Prof. Kerr notes that

[o]n its face, it’s not totally clear what it means to “defend the Constitution” and “bear true faith” to it. For example, some people support a constitutional amendment to repeal Citizens United, which would cut back on First Amendment protections. If you took the oath, are you obligated to oppose that amendment in order to faithfully defend the Constitution? Or imagine you work in a federal building and there’s a Christmas display that you think violates the Establishment Clause. Does your oath obligate you to take steps to stop the violation, and if so, what steps?

The first of these questions, especially, mirrors the dilemma faced by republicans asked to swear allegiance to the “Queen of Canada,” who must ask themselves whether this allegiance prevents them from holding on to and working to promote their reformist views.

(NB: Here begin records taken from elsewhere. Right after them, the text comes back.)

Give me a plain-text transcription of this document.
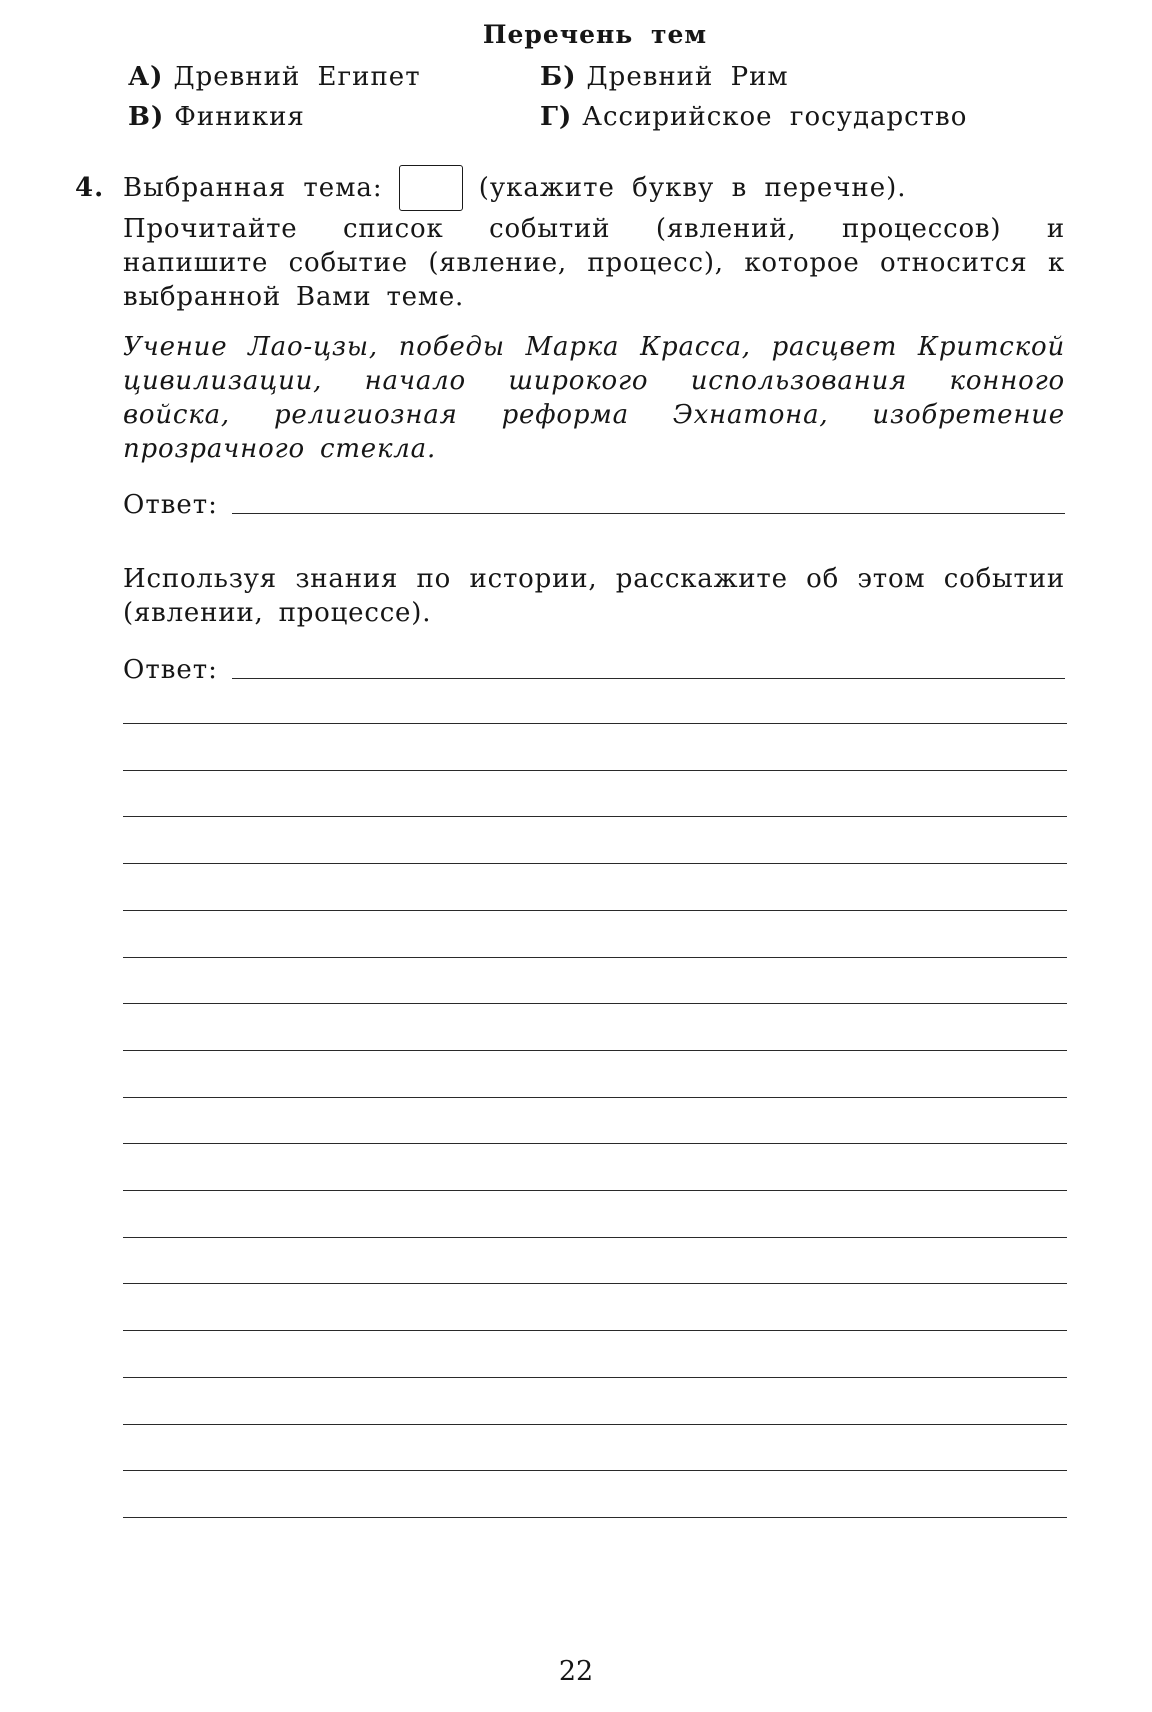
Перечень тем
А) Древний Египет	Б) Древний Рим
В) Финикия	Г) Ассирийское государство
4. Выбранная тема:	(укажите букву в перечне).
Прочитайте список событий (явлений, процессов) и напишите событие (явление, процесс), которое относится к выбранной Вами теме.
Учение Лао-цзы, победы Марка Красса, расцвет Критской цивилизации, начало широкого использования конного войска, религиозная реформа Эхнатона, изобретение прозрачного стекла.
Ответ:
Используя знания по истории, расскажите об этом событии (явлении, процессе).
Ответ:
22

But prof. Kerr accepts, unquestioningly so far as I can tell, that there is a truth of the matter about these questions; and, further, that this truth can be established by reference to history. Now this history is very interesting. The current wording of the oath, prof. Kerr explains, goes back to the aftermath of the Civil War, when the oath in that form was only required of former Confederate soldiers. Others could swear a more general ― though no less vague ― oath to “support” the Constitution. This seems to provide evidence for Liav Orgad’s claim, made in his excellent paper on loyalty oaths, that “the history of the oath is a history of fear,” specifically a fear of disloyalty ― a claim that I endorse and develop in my article. Only later was the obligation to take the oath to defend the Constitution extended to other federal employees, though prof. Kerr does not explain why.

Prof. Kerr concludes that this “historical context suggests” that the oath does not require federal employees

to oppose constitutional amendments or to take down questionable Christmas displays … [It] is probably best understood in its historical context as a promise to oppose political reforms outside the Constitution. You have to stay loyal to the government that is based on the Constitution, and you can’t support a rebellion or overthrow of that government.

This is more or less what the Canadian courts have concluded regarding the meaning of our citizenship oath. But, as I explain in greater detail in my other posts, and in my paper, this approach ignores the distinctive character of an oath. An oath is not a statutory command (though it is of course prescribed by statute). It is an imposition of vague obligations, whose precise significance the oath-taker has to work out for him- or herself, as a matter of conscience. Statutes can and must be authoritatively interpreted by courts, possibly with reference to the historical context in which they were enacted. But no court, in a free society, can tell a person what his or her conscientious duty is, for conscience is an internal tribunal, not answerable to any external one. If a person wants to look to history, or to law, or to anything else, in working out the meaning, to him or her of the oath ― that is to say, his or her conscientious duties ― good and well. But that’s his or her choice, and not, in Lord Acton’s words, the “sublime prerogative assigned to states, or nations, or majorities” ― or to judges.